I'm one of your respondents who's traveled sufficiently to form an educated opinion that there's no place better on earth to live than the Pacific Northwest! (I just wish a few million other people hadn't come to this conclusion along with me.)
As a "stewardess" (when political correctness did not rule the land) with Trans World Airlines for six years, I had multiple layovers in every large city on our route system and was based in Kansas City, Missouri, where I encountered 20-below frozen winter hell, hiding in a basement during tornadoes, and triple-digit summer temps with 90% humidity at midnight.

I was taught to carry my hotel room key serrated edge out between my fingers as an attack aid when riding the elevator to my layover room in a 42nd-Street hotel in downtown Manhattan. I was told to hold my breath as much as possible in the crew car when we passed the refineries in New Jersey. My wool uniform smelled like unwashed dog after a few hours in the humidity of Miami. My eyes watered and my throat hurt like hell after just a couple of hours breathing the air in Los Angeles. I lost part of several paychecks to the one-armed bandits in Vegas. (Hey, I was young and stupid.)
Please don't flame me if you live in these cities and are content with your life and circumstances there. I'm just trying to illustrate that, compared to the rural joys of my home state of Oregon, I slogged through those six years of flying trips to all those cities in all those states feeling like I was living "Paradise Lost." I quit and took an uninspiring secretarial job just to get back home.
Oh, and I've also toured most of Europe (Yow, so crowded!), gone on safari in three countries in Africa, spent three weeks in Morocco and Egypt, and visited almost every island in the Caribbean, along with Hawaii. I never got to the Far East or China because just the THOUGHT of the population density even then (1970's) made me ill.

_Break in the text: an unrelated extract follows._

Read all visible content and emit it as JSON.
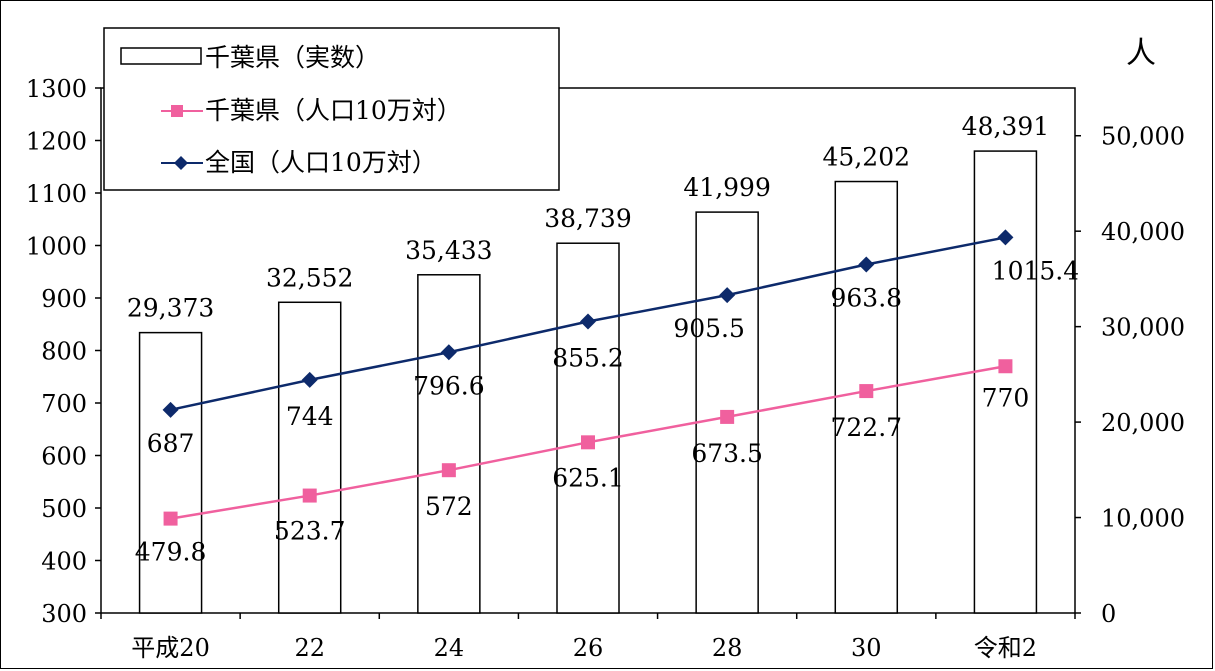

And I spent six WINTER months living in Fairbanks, Alaska, while they were building the pipeline up there, engaged to a wildlife biologist who thought it would be tough love to introduce me to the state when it routinely dropped to 40 below, to see if I was tough enough to be his bride. Ho, ho, that relationship went the way of the Tanana River during "break-up!"

But, ironically, I loved Alaska and probably would have stayed there if my first impressions included more daylight hours, no wolfskin parka and mukluks, and the ability to simply take a few walks outside without defying the odds of getting back alive.
Anyway, I feel happy to have returned to my roots and to KNOW that I'm where I belong.